Takeover Panel gives the cold shoulder
Takeover Panel gives the cold shoulder
In a very rare decision, the Takeover Panel has published a statement on its website requiring all firms and advisers regulated by the Financial Conduct Authority to "cold-shoulder" two individuals for systematically making dishonest and false representations to the Panel during its investigations into potential breaches of The City Code on Takeovers and Mergers (the Code). Cold-shouldering is the most severe form of sanction available to the Panel and this is only the third time in its history that it has exercised this power. The effect of a cold-shoulder order is that no entity or professional adviser regulated by the Financial Conduct Authority may act for the individuals concerned on any transactions that are governed by the Code.
Background to the decision
Rule 9 of the Code requires a mandatory offer (Rule 9 Offer) to be made to the holders of shares carrying voting rights in a company which is subject to the Code (unless the Panel consents otherwise) by any person who acquires an interest in shares which, together with interests held by persons acting in concert with him, carry 30% or more of the voting rights of the company.
Mr Bob Morton and his close family (through a series of controlled companies) owned 28.32% of Hubco Investments PLC (Hubco) upon its admission to ISDX. A further 3.38% of Hubco was acquired by Groundlinks Limited, a company controlled by Mr Morton's family. The effect of this acquisition was that the aggregate interest held by Mr Morton's family in Hubco stood at 31.6%, thereby passing through the 30% threshold and requiring Mr Morton to make a Rule 9 Offer for the remaining shares in Hubco.
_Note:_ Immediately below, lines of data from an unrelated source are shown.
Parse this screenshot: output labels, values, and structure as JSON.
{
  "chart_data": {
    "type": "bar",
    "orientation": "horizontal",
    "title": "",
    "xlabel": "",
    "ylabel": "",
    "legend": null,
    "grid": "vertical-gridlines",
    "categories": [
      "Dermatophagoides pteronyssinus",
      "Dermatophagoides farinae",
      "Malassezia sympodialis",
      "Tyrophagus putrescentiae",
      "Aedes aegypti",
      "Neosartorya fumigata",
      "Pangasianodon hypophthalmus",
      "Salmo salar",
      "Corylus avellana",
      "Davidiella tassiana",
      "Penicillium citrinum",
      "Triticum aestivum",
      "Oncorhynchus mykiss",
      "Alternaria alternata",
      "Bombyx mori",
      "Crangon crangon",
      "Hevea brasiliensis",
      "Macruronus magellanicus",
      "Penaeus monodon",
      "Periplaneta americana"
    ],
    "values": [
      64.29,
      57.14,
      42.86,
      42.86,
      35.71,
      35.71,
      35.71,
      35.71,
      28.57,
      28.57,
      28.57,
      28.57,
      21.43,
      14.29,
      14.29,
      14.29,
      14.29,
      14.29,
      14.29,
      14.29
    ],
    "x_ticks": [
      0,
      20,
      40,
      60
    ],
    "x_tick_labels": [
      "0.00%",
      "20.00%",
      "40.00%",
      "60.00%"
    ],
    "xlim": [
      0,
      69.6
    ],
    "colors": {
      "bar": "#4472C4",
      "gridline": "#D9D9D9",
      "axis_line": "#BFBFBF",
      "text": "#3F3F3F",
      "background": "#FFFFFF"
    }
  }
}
Mr Morton's broker identified and informed Mr Morton that the obligation to make a Rule 9 Offer had been triggered and advised him to consult the Panel. Mr Morton then informed his broker that Groundlinks had in fact purchased the 3.38% holding for a third party's benefit. The third party was a friend of Mr Morton's son, Mr John Garner. It later transpired that the agreement to document the arrangement between Mr Morton and Mr Garner was entered into after the acquisition of Hubco shares had been made and that the agreement had been back-dated.
Investigation and Panel ruling
The Executive of the Takeover Panel launched an investigation into the conduct of Mr Morton and Mr Garner.
The Panel expects any person dealing with it to do so in an open and co-operative way. It also expects prompt co-operation and assistance from persons dealing with it and those to whom enquiries and other requests are directed. In dealing with the Panel, a person must disclose to the Panel any information known to them and relevant to the matter being considered by the Panel (and correct or update that information if it changes). A person dealing with the Panel or to whom enquiries or requests are directed must take all reasonable care not to provide incorrect, incomplete or misleading information to the Panel.
The Executive found that Mr Morton and Mr Garner had systematically provided information to it which they knew to be false and that they intended to deceive the Executive into believing that the purchase of shares in Hubco had been made for Mr Garner pursuant to a prior agreement between Mr Morton and Mr Garner. In reality, the two individuals had invented the agreement in order to avert the perceived risk that the purchase had had the effect of triggering the requirement to make a Rule 9 Offer for Hubco.
The Executive found that the attempted deception in the course of its investigation was so serious and so prolonged as to merit the "cold-shouldering" of Mr Morton and Mr Garner for periods of six and four years, respectively.
Rather ironically, it transpired that the aggregate interest of Mr Moron's family in Hubco was actually in excess of 50% of Hubco's share capital at the time that Groundlinks acquired the 3.38% holding in Hubco, meaning that the acquisition did not trigger the need to make a mandatory Rule 9 Offer as Mr Morton's family already had effective control at that point. However, the conduct of Mr Morton and Mr Garner during the course of the Executive's investigations into their potential breaches of the Code meant that the Panel could only conclude that they were persons that were not likely to comply with the provisions of the Code and it therefore issued the cold-shouldering decision.